The Governments requested revisions to on-island capacity and connectivity services to support their EduNet initiative. The main objective for EduNet is to connect primary and secondary schools and establish a National Research and Educational Network (NREN) to create an ICT environment in the education system that encourages creativity, innovation, critical thinking, communication, research and decision-making.

EduNet capacity from each school will be routed directly to the Ministry of Education (or other centralized location where Educational Content and Management Systems are housed). If at the Ministry of Education, a 10Gbps will be required from this site. Internet capacity from each school will be served through a centralized Dedicated Internet Access pipe (off-island) of 1.5Gbps. The private operator agreed to deliver a full fiber based 1Gbps line speed to all Primary & Secondary schools. The 1Gbps bandwidth will be available for EduNet and Internet services. EduNet capacities will be reserved and routed directly to the Ministry of Education. The remaining capacity will be available on demand from any of the individual schools for Internet services.

Results

Through an international public tender, the three countries signed contracts with a private operator for the construction of new GWANs, educational networks for schools, libraries, and community centers; and a new submarine cable. Fiber optic connectivity to outlying small islands (e.g. Grenadines islands) will introduce modern telecommunications services for the first time, enabling affordable Internet services. 

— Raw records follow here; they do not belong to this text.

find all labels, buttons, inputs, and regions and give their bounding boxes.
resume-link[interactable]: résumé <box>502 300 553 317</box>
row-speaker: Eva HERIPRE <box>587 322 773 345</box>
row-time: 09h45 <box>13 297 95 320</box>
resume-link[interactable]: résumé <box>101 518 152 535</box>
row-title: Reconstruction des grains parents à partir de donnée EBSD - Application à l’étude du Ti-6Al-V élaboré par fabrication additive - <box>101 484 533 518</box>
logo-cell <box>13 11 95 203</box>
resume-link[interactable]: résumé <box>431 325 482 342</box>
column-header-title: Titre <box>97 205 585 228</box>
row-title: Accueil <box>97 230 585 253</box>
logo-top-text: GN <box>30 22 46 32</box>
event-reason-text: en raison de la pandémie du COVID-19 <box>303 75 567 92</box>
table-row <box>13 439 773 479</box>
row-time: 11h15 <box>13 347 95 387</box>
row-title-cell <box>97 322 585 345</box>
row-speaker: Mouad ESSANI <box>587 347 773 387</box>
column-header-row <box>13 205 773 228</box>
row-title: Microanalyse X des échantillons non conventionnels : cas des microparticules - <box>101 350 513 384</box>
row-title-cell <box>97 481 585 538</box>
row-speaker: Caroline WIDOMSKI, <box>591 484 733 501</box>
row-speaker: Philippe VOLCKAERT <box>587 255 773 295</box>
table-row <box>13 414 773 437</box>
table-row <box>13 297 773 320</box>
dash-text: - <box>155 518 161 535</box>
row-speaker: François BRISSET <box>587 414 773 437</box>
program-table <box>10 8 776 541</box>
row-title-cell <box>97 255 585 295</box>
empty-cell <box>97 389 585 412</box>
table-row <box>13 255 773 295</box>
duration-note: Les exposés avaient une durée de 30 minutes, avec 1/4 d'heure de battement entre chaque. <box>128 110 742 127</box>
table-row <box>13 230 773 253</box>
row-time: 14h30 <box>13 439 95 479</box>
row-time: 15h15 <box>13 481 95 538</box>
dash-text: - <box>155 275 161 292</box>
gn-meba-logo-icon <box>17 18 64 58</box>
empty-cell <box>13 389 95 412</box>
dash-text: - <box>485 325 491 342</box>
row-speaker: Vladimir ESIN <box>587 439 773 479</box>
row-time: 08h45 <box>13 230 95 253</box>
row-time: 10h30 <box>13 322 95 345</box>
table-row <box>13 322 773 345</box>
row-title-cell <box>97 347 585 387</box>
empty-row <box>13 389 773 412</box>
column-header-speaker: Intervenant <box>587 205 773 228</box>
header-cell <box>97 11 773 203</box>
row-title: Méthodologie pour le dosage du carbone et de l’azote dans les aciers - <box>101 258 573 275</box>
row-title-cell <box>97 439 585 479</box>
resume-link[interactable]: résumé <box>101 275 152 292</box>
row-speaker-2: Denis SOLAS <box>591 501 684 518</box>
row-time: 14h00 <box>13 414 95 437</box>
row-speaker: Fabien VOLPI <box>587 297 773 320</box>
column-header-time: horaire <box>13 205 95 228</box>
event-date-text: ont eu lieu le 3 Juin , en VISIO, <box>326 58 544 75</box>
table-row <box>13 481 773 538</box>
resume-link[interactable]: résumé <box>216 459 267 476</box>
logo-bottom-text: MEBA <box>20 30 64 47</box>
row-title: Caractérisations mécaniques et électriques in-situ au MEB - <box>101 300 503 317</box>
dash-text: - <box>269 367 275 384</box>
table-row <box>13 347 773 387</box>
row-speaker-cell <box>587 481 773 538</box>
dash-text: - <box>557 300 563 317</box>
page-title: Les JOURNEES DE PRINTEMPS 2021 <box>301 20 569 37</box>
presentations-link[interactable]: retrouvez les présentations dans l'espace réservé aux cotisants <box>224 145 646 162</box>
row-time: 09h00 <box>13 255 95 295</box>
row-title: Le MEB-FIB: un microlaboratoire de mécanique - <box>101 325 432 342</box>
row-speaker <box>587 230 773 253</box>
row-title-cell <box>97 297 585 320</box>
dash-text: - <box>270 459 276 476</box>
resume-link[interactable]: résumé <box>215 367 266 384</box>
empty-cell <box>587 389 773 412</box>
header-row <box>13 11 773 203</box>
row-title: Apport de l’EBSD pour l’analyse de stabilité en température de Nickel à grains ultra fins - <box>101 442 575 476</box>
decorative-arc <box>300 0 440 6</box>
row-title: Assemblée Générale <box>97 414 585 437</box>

More than 500 government buildings will be connected (government administration, health clinics, police stations, post offices, and community centers), advanced data centers will be installed, and approximately 350 primary and secondary schools will have access to fiber based high-speed Internet. Security will be ensured, as contracts include technology updates.

Building the digital economy is not just about providing connectivity. CARCIP focused first on creating an updated policy and regulatory environment managed by the CTU and the regional regulatory authority, Eastern Caribbean Telecommunications Authority (ECTEL). The program also includes skills development for women and youth employability and digital entrepreneurship.